Now ask yourself these questions:
- How will my gear perform in bad weather?
- How will I perform?
Camp in Bad Weather!
Yes, I am recommending that you assemble your gear for a weekend in the crappiest of conditions. Let’s face it, setting up your camp at the end of a long day is relatively easy when the weather is nice. Unfortunately, sleeping out in nice conditions won’t let you know if your gear is really going to keep you safe and comfortable when the weather turns bad. Testing out your gear and your skills in bad weather is a great way to assess the quality and functionality of your systems and your skills under pressure.
- Shelter: Staying out in a pouring rain storm will help you to evaluate your tents ability to keep you dry. If you are a tarp person this is a great time to see if your configuration will keep you dry.

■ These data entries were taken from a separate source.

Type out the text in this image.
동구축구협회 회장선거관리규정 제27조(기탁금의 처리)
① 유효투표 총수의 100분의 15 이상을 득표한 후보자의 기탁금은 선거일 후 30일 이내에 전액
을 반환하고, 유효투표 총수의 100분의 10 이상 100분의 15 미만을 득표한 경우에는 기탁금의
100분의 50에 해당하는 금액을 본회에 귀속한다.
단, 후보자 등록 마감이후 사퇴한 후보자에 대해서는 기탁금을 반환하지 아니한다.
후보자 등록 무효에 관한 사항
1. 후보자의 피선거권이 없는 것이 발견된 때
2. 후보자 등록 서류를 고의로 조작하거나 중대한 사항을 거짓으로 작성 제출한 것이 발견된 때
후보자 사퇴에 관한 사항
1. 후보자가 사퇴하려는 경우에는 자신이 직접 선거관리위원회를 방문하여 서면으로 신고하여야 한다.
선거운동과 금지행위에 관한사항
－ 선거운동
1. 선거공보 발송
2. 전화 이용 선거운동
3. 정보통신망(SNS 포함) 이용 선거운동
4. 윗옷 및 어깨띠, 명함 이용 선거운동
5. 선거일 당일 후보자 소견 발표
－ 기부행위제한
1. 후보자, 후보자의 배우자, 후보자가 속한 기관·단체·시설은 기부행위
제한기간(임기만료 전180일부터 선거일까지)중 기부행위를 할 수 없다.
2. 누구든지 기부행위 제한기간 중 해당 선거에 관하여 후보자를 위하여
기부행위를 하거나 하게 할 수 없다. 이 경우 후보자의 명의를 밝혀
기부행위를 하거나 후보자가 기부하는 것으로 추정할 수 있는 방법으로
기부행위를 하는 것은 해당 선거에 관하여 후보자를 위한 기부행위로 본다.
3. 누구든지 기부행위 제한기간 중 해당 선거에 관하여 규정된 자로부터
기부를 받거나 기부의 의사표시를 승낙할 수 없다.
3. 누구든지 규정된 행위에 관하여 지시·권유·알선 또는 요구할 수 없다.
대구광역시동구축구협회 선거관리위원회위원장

- Organize: One your shelter is set up, take time to organize your gear to prevent having an overly cluttered sleep/work area.
- Sleeping bag: Will you pull your sleeping bag out of its dry safe area? Is your bag synthetic or down? If you don’t know how your tent is going to hold up to rain, you may want to wait. My bag of choice is down and that sucker doesn’t come out until I am ready to get inside for the night, because I want to limit the moisture it may absorb from the air. If the down is wet, I am screwed!
- Wet Clothes: Do you know what you are going to do with wet clothing? Stay out a couple of nights and you will figure out some important aspects to clothing management.
- Cooking: Are you comfortable cooking on your side, belly or ass when you are stuck in your tent or under your shelter? Cooking under adverse conditions can be a frustrating task. Organization is the key. Before you consider lighting my stove, assemble and organize everything that you will need. You will have an open flame burning inside the vestibule or under your tarp where there are many flammable items; this is no time to be clumsily looking for your spoon.
- Pack: Where do you put your pack if it soaking wet? Do you really want you pack getting your sleeping bag wet? I have been very successful at keeping my pack dry by using a simple poncho.
- Bathroom Time: How efficient are you at using the potty when there is no thunder Box available? How wet will you get and how wet will the TP get? Quick Tip: That poncho I use, also keeps me and the TP dry when nature calls!
- How long does it take you to set up your tent/tarp? I bet it will take longer in the rain!
- Where did you pack the tent/tarp?
- Is the tent that you strapped to the outside of your pack now soaking wet?
- Did you bury the tent a little too deep in your pack? Oops, now you need to open the pack up and thus expose the contents to the rain.
- Is all your important gear organized and protected adequately from the rain?
- Every item in my pack has a place/use and is always protected from the rain using a trash compactor bag.
- My sleeping bag and clothing are in a waterproof compression sack to make sure that they stay dry.
- Can your feet handle the miles when wet?
- Do your boots keep your feet dry?
- Does your clothing keep you warm when wet?
- How well does your rain gear work?
Certainly no one likes to camp for days on end in the pouring rain, but there is a chance it can happen. I look back on my 1998 AT hike and remember how ill-prepared I was for life on the trail in the rain. There were shortened days early on in my hike that I spent in laundromats drying my gear while only wearing rain pants. If I had only taken the time to learn to function in bad weather I could have avoided making the simplest of mistakes. So get out and use your gear in inclement weather so that you don’t make the same mistakes that I have.